A impedire l’invadenza clericale delle istituzioni fu proprio il partito democristiano al potere che mantenne in vita, nelle amministrazioni pubbliche, non pochi elementi dello ‘stato di diritto’ costruito dalla Destra storica. Le assunzioni avvenivano grazie al superamento delle prove richieste nell’ampio, tetro, spazio del Palazzo degli Esami di Via Girolamo Induno e molti tecnici di riconosciute competenze del passato regime vennero mantenuti ai loro posti. La tessera del partito (e tanto meno dell’Azione Cattolica) non garantiva la copertura delle cattedre nelle scuole di ogni livello né gli avanzamenti di carriere negli enti statali e parastatali. Paradigmatico il caso di Enrico Mattei che si avvalse di Carlo Zanmatti, già dirigente fascista, dell’Agip in virtù della sua competenza e della sua onestà. Ma la Dc era guidata da un uomo, Alcide De Gasperi, che proveniva da una famiglia senza ricordi e benemerenze risorgimentali, che fino all’ultimo fu, in quanto trentino, suddito di Francesco Giuseppe – un suddito non servile, anzi sempre pronto a battersi per salvaguardare l’italianità delle due Venezie rimaste fuori dal processo unitario –, ma che era dotato di un senso altissimo dello Stato e della sua laicità. Per questo aveva subìto senza batter ciglio l’umiliazione di non venir ricevuto in Vaticano in occasione del trentesimo anniversario del suo matrimonio e dell’entrata in convento della figlia Lucia – umiliazione dovuta a una ripicca di Pio XII al quale aveva rifiutato l’alleanza, patrocinata dall’Operazione Sturzo, della Dc col Msi alle elezioni comunali di Roma del 1952. A Monsignor Pavan, che avrebbe voluto ricucire i rapporti  tra il Presidente del Consiglio e il Pontefice, aveva risposto con orgoglio «non posso dimenticare che sono il leader di un partito e il capo di un governo».

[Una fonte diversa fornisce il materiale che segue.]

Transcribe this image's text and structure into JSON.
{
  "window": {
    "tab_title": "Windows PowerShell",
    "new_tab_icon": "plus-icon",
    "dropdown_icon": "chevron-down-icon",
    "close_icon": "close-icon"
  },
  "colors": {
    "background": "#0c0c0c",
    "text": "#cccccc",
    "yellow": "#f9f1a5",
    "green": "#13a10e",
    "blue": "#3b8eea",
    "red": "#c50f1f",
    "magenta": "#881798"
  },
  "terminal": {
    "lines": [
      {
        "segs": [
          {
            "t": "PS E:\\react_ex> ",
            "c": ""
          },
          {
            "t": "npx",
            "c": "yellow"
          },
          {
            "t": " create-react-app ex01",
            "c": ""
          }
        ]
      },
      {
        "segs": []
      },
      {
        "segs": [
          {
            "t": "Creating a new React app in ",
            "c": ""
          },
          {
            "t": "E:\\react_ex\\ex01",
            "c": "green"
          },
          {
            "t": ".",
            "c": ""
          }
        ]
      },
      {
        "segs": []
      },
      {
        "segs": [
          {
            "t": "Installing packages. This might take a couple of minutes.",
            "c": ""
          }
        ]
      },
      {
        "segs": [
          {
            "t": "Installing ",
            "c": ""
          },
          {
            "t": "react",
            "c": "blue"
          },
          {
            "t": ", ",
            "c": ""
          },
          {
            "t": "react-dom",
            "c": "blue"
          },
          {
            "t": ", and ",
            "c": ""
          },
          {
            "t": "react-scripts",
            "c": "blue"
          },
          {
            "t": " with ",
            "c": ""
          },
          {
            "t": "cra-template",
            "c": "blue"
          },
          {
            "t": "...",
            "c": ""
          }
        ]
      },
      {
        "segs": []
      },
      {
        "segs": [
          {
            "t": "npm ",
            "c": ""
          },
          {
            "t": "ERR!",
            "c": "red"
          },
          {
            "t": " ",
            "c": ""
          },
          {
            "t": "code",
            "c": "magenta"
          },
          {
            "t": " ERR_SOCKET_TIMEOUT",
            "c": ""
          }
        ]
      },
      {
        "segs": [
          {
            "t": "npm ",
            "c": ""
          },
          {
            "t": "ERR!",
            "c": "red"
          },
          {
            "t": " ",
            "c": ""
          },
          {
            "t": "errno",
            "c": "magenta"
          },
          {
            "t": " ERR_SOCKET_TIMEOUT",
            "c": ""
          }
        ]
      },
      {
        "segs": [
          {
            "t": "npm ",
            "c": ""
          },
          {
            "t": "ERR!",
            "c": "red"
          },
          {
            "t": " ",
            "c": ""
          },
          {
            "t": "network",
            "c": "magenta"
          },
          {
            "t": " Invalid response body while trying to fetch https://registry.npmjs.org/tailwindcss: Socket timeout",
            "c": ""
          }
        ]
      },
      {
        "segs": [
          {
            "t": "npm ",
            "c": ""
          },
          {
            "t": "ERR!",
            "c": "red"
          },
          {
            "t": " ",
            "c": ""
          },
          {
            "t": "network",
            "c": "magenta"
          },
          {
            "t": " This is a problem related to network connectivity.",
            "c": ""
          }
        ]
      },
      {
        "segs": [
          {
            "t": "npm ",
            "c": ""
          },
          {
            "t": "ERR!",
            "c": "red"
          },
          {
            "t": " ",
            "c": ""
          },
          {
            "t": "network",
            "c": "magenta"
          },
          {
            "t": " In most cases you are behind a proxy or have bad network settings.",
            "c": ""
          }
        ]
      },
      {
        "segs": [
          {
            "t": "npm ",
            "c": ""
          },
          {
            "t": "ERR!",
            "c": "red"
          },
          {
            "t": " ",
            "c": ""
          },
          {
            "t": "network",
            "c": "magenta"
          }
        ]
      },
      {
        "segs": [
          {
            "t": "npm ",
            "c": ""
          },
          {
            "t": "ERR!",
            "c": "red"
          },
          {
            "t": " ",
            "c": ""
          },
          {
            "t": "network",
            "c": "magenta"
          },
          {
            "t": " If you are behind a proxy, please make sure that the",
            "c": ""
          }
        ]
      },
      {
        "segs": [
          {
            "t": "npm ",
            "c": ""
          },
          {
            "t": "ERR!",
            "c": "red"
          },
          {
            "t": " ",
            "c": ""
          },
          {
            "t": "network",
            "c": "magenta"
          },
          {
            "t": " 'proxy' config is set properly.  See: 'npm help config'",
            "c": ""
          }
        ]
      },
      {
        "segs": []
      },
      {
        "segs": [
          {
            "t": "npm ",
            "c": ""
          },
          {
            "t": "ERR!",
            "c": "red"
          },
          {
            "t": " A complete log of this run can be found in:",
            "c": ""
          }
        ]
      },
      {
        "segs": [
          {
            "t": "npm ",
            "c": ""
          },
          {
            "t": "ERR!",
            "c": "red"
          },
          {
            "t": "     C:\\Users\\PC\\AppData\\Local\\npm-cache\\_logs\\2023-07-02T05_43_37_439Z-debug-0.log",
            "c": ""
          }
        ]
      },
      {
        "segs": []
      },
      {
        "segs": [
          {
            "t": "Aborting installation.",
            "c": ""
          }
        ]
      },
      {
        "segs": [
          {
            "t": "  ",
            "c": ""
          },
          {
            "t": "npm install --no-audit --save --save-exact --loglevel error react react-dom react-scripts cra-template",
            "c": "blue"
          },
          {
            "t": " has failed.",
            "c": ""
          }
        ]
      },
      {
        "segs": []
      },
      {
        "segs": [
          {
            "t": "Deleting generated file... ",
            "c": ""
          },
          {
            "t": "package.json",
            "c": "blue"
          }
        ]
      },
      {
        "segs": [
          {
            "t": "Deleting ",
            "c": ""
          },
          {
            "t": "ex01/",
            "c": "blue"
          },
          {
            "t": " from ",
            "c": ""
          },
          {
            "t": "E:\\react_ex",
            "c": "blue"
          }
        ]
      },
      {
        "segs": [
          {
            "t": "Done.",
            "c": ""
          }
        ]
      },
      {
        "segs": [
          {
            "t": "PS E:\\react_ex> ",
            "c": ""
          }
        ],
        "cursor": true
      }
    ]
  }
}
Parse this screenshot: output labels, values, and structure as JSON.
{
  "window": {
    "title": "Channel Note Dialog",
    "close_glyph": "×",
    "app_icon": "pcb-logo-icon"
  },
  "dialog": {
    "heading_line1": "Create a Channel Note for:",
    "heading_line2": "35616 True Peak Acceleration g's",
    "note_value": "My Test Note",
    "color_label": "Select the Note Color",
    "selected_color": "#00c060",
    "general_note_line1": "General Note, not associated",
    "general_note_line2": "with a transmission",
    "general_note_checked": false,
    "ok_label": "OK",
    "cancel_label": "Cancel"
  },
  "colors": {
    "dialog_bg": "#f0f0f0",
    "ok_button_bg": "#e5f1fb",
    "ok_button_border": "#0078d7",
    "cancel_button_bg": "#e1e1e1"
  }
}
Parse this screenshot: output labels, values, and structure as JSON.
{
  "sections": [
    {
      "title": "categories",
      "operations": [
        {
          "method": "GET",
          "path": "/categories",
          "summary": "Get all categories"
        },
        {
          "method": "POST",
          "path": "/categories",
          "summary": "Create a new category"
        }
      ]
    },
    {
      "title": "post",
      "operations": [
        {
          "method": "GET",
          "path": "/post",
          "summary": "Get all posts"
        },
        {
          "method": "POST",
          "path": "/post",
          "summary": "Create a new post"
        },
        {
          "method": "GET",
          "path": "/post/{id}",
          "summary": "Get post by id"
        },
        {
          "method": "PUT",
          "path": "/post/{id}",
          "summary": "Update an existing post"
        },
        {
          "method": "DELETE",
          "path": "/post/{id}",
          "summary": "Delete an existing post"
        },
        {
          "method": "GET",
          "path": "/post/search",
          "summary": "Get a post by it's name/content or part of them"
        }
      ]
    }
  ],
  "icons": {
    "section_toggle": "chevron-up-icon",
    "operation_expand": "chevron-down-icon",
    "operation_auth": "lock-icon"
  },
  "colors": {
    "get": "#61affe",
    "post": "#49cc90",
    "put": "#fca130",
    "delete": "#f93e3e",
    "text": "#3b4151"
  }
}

E tuttavia la stessa DC non poteva non fare i conti con una società civile in gran parte dominata dal clero e sapeva bene che, senza l’appoggio di quest’ultimo, le candidature politiche avrebbero avuto pochissime chances di successo. Di qui il nulla osta dato a una chiesa decisa a bonificare gli animi dai veleni modernisti, quasi in base a un tacito accordo: al governo e al partito di maggioranza il compito di fare le leggi e di amministrare la macchina pubblica, alle istituzioni cattoliche la libertà di seminare e rafforzare i valori cristiani con una continua vigilanza dei comportamenti degli individui e delle famiglie. Di qui episodi come quello del vescovo di Prato, che aveva dichiarato pubblici concubini due battezzati che si erano uniti in matrimonio solo con il rito civile, ma anche l’attenzione prestata, per citare un caso non trascurabile, ai professori di storia e filosofia dei licei – allora laboratori obbligati delle classi dirigenti – sospetti di ateismo o di marxismo. Certo nulla si poteva fare contro funzionari – scolastici o no – garantiti dal loro “posto fisso” e dal superamento di un concorso – ma l’atmosfera che si veniva a creare era comunque non poco opprimente, specie nei piccoli centri. Ed è vero quanto scriveva Luigi Einaudi nel 1959 sul “Corriere della Sera”, quasi a difesa del vescovo Pietro Fiordelli:

in regime di libertà, nessun limite è posto alla predicazione ed all’opera del sacerdote. La chiesa ed il suo sagrato sono la casa dei fedeli, dove questi vivono non solo la vita della fede, ma tutta la vita, quella dell’uomo intiero, che fra l’altro, e anche politica ed economica.

Ma è altresì vero che in una società civile, continuamente sotto l’occhio vigile delle autorità ecclesiastiche, potevano scattare sanzioni non di tipo penale (chi avrebbe mai potuto licenziare il coniuge “concubino”?) ma certo sociali, fondate sul ritiro di stima e di considerazione se non sull’isolamento. In quest’Italia che Padre Riccardo Lombardi, “il microfono di Dio”, avrebbe voluto ricattolicizzare tutta – come il fascismo l’aveva voluta tutta in camicia nera –, persino in una grande città del Nord un compagno di classe ebreo o protestante diventava oggetto di diffidenza, un’anomalia curiosa, incompatibile con l’unanimismo di un paese che ha sempre mal tollerato il ‘diverso’. Le cose, in seguito, sarebbero cambiate: lo stesso Padre Lombardi sarebbe finito ai margini della Chiesa – il suo ecumenismo religioso, per cui Dio è presente in tutte le religioni, precorreva troppo i tempi del Cardinal Martini e di Papa Bergoglio, tutti gesuiti forse non casualmente –, mentre Mons. Fiordelli, con le sue “aperture” alle nuove correnti del cattolicesimo toscano, non finì certo tra i seguaci di Mons. Lefebvre.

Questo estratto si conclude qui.